100.0% of residents lived in urban areas, while 0.0% lived in rural areas.

There were 1,029 households in South Hempstead, of which 43.1% had children under the age of 18 living in them. Of all households, 62.4% were married-couple households, 12.9% were households with a male householder and no spouse or partner present, and 21.4% were households with a female householder and no spouse or partner present. About 13.9% of all households were made up of individuals and 8.0% had someone living alone who was 65 years of age or older.

There were 1,074 housing units, of which 4.2% were vacant. The homeowner vacancy rate was 1.3% and the rental vacancy rate was 4.8%.

Racial composition as of the 2020 census
| Race | Number | Percent |
|---|---|---|
| White | 1,984 | 58.3% |
| Black or African American | 534 | 15.7% |
| American Indian and Alaska Native | 20 | 0.6% |
| Asian | 79 | 2.3% |
| Native Hawaiian and Other Pacific Islander | 2 | 0.1% |
| Some other race | 401 | 11.8% |
| Two or more races | 386 | 11.3% |
| Hispanic or Latino (of any race) | 836 | 24.5% |

===2000 census===
As of the census of 2000, there were 3,188 people, 1,044 households, and 842 families residing in the CDP. The population density was 5,441.1 PD/sqmi. There were 1,075 housing units at an average density of 1,834.7 /sqmi. The racial makeup of the CDP was 85.8% White, 5.1% African American, 0.1% Native American, 2.5% Asian, 3.5% from other races, and 2.0% from two or more races. Hispanic or Latino of any race were 5.5% of the population.
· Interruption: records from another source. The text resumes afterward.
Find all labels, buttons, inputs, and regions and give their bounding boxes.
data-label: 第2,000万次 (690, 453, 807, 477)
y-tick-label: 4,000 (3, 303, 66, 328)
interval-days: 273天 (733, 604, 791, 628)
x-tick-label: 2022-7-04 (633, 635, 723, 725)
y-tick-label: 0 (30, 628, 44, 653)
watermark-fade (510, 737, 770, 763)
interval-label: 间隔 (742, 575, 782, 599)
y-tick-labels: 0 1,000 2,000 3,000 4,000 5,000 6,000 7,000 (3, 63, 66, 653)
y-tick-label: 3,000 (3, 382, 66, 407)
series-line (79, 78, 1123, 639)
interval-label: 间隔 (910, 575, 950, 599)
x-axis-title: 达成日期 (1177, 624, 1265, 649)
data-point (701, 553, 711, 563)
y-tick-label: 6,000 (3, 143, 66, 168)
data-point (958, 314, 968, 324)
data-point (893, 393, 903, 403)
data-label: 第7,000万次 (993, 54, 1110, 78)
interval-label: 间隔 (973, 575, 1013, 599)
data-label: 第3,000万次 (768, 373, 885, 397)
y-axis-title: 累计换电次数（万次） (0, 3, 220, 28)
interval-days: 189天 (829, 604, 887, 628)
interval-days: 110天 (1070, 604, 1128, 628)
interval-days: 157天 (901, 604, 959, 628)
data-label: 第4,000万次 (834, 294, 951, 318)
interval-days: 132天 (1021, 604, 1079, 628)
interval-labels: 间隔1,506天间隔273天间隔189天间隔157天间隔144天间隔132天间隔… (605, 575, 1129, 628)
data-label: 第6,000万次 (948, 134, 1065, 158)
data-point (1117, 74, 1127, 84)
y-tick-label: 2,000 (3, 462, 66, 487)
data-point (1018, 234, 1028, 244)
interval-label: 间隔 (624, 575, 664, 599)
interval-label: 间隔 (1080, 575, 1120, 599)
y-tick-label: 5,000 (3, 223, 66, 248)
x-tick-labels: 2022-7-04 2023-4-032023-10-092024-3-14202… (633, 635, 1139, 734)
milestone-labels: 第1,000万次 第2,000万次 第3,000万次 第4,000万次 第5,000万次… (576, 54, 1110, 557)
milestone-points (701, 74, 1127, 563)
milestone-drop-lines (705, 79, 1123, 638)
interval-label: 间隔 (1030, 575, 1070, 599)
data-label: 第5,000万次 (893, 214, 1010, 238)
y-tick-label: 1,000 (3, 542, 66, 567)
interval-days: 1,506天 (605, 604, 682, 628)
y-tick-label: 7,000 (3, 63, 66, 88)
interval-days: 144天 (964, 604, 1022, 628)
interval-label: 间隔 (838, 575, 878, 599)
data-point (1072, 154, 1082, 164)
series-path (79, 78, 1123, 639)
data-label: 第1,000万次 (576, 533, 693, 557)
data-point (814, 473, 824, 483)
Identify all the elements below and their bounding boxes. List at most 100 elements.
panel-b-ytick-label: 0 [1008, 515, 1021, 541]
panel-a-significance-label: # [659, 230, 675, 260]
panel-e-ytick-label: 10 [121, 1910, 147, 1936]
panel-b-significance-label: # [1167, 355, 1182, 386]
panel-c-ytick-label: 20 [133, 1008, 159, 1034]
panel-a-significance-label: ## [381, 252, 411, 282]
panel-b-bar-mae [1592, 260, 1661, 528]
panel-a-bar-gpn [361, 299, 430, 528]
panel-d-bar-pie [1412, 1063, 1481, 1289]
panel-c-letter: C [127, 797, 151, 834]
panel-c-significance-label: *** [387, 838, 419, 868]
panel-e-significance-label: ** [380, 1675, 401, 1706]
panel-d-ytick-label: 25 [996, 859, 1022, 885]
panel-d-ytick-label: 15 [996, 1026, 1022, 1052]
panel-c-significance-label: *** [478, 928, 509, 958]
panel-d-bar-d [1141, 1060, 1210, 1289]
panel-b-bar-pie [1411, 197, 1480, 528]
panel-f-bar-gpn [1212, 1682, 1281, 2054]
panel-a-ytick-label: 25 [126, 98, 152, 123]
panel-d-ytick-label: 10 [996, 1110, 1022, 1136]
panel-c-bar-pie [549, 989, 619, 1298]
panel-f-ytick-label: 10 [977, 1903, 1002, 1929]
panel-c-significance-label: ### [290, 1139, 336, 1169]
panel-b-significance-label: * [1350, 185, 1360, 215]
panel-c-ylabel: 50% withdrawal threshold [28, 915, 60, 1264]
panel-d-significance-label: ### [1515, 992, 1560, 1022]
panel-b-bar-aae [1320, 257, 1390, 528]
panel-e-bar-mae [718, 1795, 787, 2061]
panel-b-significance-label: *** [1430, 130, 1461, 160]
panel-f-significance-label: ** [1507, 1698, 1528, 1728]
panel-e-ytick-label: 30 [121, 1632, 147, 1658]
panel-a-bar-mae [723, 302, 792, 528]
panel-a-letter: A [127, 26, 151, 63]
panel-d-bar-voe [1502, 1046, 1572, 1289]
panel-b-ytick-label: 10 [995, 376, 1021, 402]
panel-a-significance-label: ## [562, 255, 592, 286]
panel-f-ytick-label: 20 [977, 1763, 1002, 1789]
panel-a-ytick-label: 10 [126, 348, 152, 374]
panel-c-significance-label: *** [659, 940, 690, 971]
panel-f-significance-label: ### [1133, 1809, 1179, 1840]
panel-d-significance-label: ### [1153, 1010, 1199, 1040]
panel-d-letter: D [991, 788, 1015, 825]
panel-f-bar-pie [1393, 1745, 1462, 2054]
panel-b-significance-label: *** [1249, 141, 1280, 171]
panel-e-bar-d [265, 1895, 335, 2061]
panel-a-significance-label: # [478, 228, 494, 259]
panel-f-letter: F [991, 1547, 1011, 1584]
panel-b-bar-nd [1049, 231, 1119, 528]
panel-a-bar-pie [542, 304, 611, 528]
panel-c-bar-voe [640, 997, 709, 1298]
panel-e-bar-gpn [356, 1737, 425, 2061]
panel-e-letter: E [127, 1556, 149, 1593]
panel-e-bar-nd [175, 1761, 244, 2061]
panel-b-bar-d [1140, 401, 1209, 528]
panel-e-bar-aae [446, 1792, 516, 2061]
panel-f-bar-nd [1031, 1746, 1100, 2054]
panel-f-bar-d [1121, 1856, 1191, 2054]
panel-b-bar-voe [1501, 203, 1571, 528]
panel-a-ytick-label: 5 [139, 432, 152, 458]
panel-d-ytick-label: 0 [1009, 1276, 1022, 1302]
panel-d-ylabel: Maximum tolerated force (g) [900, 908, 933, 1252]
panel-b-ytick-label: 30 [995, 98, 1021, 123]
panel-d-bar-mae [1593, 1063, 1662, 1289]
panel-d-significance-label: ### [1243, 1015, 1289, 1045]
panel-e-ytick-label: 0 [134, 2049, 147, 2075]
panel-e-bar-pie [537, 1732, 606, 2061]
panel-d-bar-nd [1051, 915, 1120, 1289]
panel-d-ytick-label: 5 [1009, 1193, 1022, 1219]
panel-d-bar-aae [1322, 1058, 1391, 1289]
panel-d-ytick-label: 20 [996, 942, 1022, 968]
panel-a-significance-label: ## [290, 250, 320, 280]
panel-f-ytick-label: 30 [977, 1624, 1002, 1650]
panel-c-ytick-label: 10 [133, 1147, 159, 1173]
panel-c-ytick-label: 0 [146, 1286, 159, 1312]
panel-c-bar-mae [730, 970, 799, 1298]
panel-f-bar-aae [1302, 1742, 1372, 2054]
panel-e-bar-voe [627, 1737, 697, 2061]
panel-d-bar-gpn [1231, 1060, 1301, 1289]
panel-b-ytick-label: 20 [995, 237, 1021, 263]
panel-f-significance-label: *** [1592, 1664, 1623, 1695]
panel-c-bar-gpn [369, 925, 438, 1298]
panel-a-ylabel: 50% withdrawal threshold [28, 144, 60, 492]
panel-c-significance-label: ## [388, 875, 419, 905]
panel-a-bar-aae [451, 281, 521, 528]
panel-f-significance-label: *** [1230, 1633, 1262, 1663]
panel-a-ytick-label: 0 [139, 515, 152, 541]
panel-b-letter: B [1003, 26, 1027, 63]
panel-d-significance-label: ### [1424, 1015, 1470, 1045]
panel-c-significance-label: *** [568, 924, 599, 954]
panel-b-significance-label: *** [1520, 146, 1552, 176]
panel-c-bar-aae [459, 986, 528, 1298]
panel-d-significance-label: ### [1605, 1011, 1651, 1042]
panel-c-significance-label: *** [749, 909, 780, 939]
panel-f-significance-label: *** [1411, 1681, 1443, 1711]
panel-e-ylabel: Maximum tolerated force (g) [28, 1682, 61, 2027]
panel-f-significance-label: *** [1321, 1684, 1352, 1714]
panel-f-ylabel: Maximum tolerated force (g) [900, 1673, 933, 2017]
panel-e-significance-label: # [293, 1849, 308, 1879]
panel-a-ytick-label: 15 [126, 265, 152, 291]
There were 1,044 households, out of which 39.9% had children under the age of 18 living with them, 65.8% were married couples living together, 11.6% had a female householder with no husband present, and 19.3% were non-families. 15.5% of all households were made up of individuals, and 8.0% had someone living alone who was 65 years of age or older. The average household size was 3.05 and the average family size was 3.40.

In the CDP, the population was spread out, with 27.1% under the age of 18, 6.5% from 18 to 24, 29.1% from 25 to 44, 24.1% from 45 to 64, and 13.2% who were 65 years of age or older. The median age was 38 years. For every 100 females, there were 93.6 males. For every 100 females age 18 and over, there were 90.3 males.

The median income for a household in the CDP was $85,130, and the median income for a family was $98,259. Males had a median income of $70,057 versus $55,599 for females. The per capita income for the CDP was $32,534. About 1.8% of families and 2.4% of the population were below the poverty line, including 0.7% of those under age 18 and 1.7% of those age 65 or over.